In de wet wordt het mogelijk gemaakt om complete opleidingen aan te
bieden en dat is echt iets nieuws. Ik verwacht dat deze aanpak van het
kabinet ertoe zal leiden dat die vrouwen wel degelijk een betere
springplank krijgen dan wanneer zij vast zitten in de discussie over
de vraag of het niet beter is nu al een klein aantal uren te gaan
werken. Daarbij zullen zij namelijk altijd een aanvulling uit de
bijstand moeten krijgen, omdat wij ook de zorg voor de kinderen in
deze fase heel belangrijk vinden. Ik ga graag de uitdaging met de heer
Blok aan en alleen de geschiedenis zal uitwijzen wie van ons gelijk
heeft.
De voorzitter:
Mijnheer Blok, ook u verzoek ik het kort en bondig te houden.
De heer Blok (VVD):
Ik voel mij enigszins aangesproken door de staatssecretaris.
De voorzitter:
Dat begrijp ik.
De heer Blok (VVD):
Ik concentreer mij op de stelling dat de groep niet groter wordt. Dat
zal inderdaad niet gebeuren door dit wetsvoorstel, maar er is
natuurlijk wel een samenhang met het andere voornemen. Zo heb ik dat
ook gebracht.
De voorzitter:
Ik begrijp dat u het aanhaalt, maar daar debatteren wij nu niet over.
De heer Blok (VVD):
Dat is te gemakkelijk. Hetzelfde kabinet komt met twee voorstellen.
Dit voorstel heeft betrekking op ouders in een minimumsituatie. Die
groep is natuurlijk groter wanneer je een groot deel van de
alleenstaande ouders uitsluit van de sollicitatieplicht. Dat is
onvermijdelijk.
Staatssecretaris Aboutaleb:
Nee. Dat bestrijd ik nu juist. De groep komt nu ook al in aanmerking
voor de langdurigheidstoeslag. Dat zal dus niet veranderen met het
andere wetsvoorstel. Het blijft dezelfde groep. De groep wordt hooguit
kleiner, want het bestand van de bijstand krimpt.
De heer Blok (VVD):
Als je tegen een groep mensen zegt dat zij niet hoeven te
solliciteren, blijft die groep constant. Dat is ook de kritiek van al
de wethouders in de grote steden. Zij zeggen dat zij die
gedragseffecten nu al zien optreden. Het is een ander voorstel, maat
het betreft wel dezelfde groep die hier ook onder valt.

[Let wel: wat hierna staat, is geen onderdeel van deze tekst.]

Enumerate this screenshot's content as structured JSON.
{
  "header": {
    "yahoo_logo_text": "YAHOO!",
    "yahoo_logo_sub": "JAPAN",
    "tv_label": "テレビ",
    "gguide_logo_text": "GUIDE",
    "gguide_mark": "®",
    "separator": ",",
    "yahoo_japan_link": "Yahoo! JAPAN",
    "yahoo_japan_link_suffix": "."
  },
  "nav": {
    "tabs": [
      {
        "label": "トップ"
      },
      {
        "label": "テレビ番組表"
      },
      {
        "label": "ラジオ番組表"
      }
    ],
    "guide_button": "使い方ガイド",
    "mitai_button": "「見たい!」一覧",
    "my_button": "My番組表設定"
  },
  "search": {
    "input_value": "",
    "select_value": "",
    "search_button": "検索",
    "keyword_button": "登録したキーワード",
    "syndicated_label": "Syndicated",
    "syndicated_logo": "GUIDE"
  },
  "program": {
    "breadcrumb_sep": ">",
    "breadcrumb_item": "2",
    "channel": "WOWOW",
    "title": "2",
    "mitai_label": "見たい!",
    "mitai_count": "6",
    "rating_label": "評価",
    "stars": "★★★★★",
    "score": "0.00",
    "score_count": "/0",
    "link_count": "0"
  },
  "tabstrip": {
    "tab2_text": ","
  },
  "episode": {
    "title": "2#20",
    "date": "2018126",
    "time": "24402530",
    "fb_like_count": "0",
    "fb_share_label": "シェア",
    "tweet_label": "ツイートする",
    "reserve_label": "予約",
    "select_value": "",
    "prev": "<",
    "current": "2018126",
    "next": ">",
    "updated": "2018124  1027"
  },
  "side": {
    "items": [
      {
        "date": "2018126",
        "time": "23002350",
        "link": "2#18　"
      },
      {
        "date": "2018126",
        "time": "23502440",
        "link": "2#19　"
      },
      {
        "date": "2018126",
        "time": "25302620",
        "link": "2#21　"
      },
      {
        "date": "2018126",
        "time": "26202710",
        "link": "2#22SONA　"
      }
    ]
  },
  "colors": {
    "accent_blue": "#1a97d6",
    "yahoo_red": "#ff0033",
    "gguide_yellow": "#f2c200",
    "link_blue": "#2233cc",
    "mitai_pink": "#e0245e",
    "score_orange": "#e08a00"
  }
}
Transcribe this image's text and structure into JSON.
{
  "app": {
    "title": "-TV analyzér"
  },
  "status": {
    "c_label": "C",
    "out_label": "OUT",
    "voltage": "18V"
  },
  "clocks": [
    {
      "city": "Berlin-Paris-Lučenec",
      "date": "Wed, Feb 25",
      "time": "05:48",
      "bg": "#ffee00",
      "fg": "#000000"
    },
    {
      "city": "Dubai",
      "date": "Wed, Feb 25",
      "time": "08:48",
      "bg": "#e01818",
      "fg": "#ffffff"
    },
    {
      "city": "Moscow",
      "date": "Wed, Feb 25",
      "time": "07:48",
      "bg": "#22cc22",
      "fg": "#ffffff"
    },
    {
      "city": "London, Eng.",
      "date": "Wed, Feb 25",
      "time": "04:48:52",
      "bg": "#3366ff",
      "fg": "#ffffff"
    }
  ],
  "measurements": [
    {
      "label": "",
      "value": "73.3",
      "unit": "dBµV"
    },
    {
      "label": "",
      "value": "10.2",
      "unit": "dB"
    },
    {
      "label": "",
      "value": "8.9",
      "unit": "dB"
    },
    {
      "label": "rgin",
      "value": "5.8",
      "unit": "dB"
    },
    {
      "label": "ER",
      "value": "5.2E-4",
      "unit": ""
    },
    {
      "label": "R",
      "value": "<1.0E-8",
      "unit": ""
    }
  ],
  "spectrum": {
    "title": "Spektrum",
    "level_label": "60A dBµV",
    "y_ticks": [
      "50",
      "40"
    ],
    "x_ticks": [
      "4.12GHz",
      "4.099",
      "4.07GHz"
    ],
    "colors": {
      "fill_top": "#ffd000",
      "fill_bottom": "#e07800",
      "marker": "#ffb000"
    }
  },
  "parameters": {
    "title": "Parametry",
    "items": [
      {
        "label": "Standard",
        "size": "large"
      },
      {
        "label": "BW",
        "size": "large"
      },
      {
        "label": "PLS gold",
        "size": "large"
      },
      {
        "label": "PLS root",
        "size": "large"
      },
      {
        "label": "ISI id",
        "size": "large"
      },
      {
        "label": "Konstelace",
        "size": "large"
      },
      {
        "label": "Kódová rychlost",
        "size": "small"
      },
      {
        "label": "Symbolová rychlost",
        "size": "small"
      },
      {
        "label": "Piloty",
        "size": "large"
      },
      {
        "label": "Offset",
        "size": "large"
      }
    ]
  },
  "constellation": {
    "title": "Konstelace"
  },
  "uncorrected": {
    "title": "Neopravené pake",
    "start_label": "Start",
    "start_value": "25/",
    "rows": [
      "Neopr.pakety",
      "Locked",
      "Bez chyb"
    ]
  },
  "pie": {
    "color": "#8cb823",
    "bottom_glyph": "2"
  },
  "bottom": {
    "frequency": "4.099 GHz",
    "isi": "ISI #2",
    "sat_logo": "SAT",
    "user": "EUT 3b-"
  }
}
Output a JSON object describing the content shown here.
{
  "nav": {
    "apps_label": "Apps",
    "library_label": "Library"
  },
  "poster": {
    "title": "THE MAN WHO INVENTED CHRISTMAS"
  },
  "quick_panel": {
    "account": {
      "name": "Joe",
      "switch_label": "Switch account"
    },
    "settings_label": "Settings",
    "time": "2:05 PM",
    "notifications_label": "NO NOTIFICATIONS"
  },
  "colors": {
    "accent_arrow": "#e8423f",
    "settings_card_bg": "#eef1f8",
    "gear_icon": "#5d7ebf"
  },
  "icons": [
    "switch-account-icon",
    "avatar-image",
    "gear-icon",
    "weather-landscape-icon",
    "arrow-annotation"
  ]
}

Staatssecretaris Aboutaleb:
Ik verheug mij er echt op het debat te zijner tijd met de heer Blok te
voeren. Het voorstel zegt echter niet "u hoeft niet". Het wetsvoorstel
zegt wel dat men een keuze kan maken. Men kan kiezen te gaan werken
met alle ondersteunende maatregelen die daarbij zijn, zoals
kinderopvang. Men kan ook opteren voor een vrijstelling van de
sollicitatieplicht, mits men akkoord gaat met verplichte scholing. Dat
is echt iets anders dan er maar van uit te gaan dat het wetsvoorstel
de groep groter maakt. Dat is ten enenmale onjuist.
De heer Van der Vlies spreekt zijn steun uit voor de aanpak rondom
armoede en kinderen. Ik bedank hem voor zijn lesje staatsrecht ten
aanzien van wat hij de klankkleur van de willekeur noemt. Daarmee is
ten enenmale aangegeven dat wij spreken over democratisch aanvaarde
besluitvorming, gedelegeerd door de Rijksoverheid naar de lagere
overheden. In ons staatsbestel is dat een aanvaarde vorm van beleid.
Hij sprak ook over de nulmeting. Wij gaan deze inderdaad uitvoeren.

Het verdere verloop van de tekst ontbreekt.